Pour Alexandre Poidatz, d’Oxfam France, il est urgent que les autres banques, et notamment les plus polluantes, suivent ce mouvement. “Si toutes les banques faisaient un copier-coller de la politique de la Banque postale, le climat serait largement épargné. Malheureusement, pendant ce temps, les soutiens de BNP Paribas, Crédit Agricole, Société Générale et BPCE au développement de l’industrie pétrogazière sont en roue libre. […] Ils ont déjà presque doublé leurs financements aux énergies fossiles depuis la COP21”, déplore-t-il.
L’année dernière, à l’occasion du Climate Finance Day (“jour de la finance climatique”), les acteurs de la Place financière de Paris s’étaient engagés à sortir du charbon. Cette année, le Climate Finance Day aura lieu le 26 octobre, juste avant la COP26.

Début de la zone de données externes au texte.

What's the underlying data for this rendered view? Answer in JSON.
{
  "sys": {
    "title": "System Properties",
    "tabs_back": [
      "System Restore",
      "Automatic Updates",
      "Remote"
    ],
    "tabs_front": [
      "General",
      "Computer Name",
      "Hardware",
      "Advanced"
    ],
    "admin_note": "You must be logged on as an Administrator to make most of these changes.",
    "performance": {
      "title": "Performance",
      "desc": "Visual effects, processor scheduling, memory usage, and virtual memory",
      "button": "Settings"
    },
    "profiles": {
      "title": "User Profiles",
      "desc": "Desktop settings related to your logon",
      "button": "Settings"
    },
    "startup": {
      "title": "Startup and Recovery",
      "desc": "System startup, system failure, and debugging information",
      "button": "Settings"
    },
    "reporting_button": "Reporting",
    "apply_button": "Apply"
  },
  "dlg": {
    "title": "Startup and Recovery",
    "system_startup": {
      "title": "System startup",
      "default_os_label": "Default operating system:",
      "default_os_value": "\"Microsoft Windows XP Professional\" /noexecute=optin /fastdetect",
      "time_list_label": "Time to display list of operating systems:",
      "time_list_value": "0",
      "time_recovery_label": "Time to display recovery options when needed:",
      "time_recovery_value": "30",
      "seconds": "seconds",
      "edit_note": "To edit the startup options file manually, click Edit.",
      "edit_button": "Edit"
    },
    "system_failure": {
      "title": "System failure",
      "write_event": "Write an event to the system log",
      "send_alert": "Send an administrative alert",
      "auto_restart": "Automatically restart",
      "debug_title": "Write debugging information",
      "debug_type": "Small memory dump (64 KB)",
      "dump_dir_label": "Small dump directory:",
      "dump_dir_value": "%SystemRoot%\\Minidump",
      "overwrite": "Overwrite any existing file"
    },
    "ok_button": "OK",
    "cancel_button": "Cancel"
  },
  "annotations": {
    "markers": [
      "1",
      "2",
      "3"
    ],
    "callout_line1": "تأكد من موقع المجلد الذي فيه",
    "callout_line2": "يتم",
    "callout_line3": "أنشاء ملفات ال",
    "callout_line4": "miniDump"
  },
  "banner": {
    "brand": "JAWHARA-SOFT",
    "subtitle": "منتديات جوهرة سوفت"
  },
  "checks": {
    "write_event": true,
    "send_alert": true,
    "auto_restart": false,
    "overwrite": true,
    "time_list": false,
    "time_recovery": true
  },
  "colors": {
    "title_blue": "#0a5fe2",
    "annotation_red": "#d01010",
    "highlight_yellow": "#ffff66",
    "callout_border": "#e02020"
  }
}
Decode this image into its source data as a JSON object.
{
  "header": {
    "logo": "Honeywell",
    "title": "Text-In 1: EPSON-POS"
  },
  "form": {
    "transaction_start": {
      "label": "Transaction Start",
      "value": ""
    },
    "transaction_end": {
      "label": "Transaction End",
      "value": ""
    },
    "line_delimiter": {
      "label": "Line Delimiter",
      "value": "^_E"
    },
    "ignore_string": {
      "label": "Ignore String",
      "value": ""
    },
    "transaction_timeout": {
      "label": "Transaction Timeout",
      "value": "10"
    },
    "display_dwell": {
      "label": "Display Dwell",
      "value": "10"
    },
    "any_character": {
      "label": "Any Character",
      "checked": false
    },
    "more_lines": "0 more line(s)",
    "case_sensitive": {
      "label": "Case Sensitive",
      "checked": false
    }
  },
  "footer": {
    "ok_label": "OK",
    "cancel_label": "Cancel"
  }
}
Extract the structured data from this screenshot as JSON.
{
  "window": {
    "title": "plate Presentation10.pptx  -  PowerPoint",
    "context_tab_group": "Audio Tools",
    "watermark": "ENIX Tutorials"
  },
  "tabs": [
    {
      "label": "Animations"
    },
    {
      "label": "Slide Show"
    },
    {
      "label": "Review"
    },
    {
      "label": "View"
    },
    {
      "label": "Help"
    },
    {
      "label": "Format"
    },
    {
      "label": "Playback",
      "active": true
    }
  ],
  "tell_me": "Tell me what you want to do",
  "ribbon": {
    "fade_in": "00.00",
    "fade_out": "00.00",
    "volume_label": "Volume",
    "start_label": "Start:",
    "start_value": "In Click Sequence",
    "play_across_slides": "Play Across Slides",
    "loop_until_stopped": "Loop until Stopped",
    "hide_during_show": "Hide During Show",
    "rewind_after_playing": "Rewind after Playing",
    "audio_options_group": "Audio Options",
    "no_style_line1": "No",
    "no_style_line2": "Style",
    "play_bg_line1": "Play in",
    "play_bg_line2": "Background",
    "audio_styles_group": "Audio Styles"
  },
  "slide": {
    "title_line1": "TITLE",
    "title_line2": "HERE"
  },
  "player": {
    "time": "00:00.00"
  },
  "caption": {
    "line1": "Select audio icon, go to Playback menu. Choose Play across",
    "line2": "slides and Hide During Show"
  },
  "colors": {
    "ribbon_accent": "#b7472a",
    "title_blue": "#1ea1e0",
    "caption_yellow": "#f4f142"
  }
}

À cette occasion, l’association Les Amis de la Terre demande que l’État “inscrive dans la loi une trajectoire de sortie du pétrole et du gaz pour le secteur financier, avec un contrôle et des sanctions s’il ne s’aligne pas avec les objectifs de l’Accord de Paris”, explique Lorette Philippot, chargée de campagne finance privée aux Amis de la Terre France, à Reporterre. “On n’a pas quinze ans pour que BNP Paribas ou Société générale suivent l’exemple de la Banque postale”, insiste-t-elle.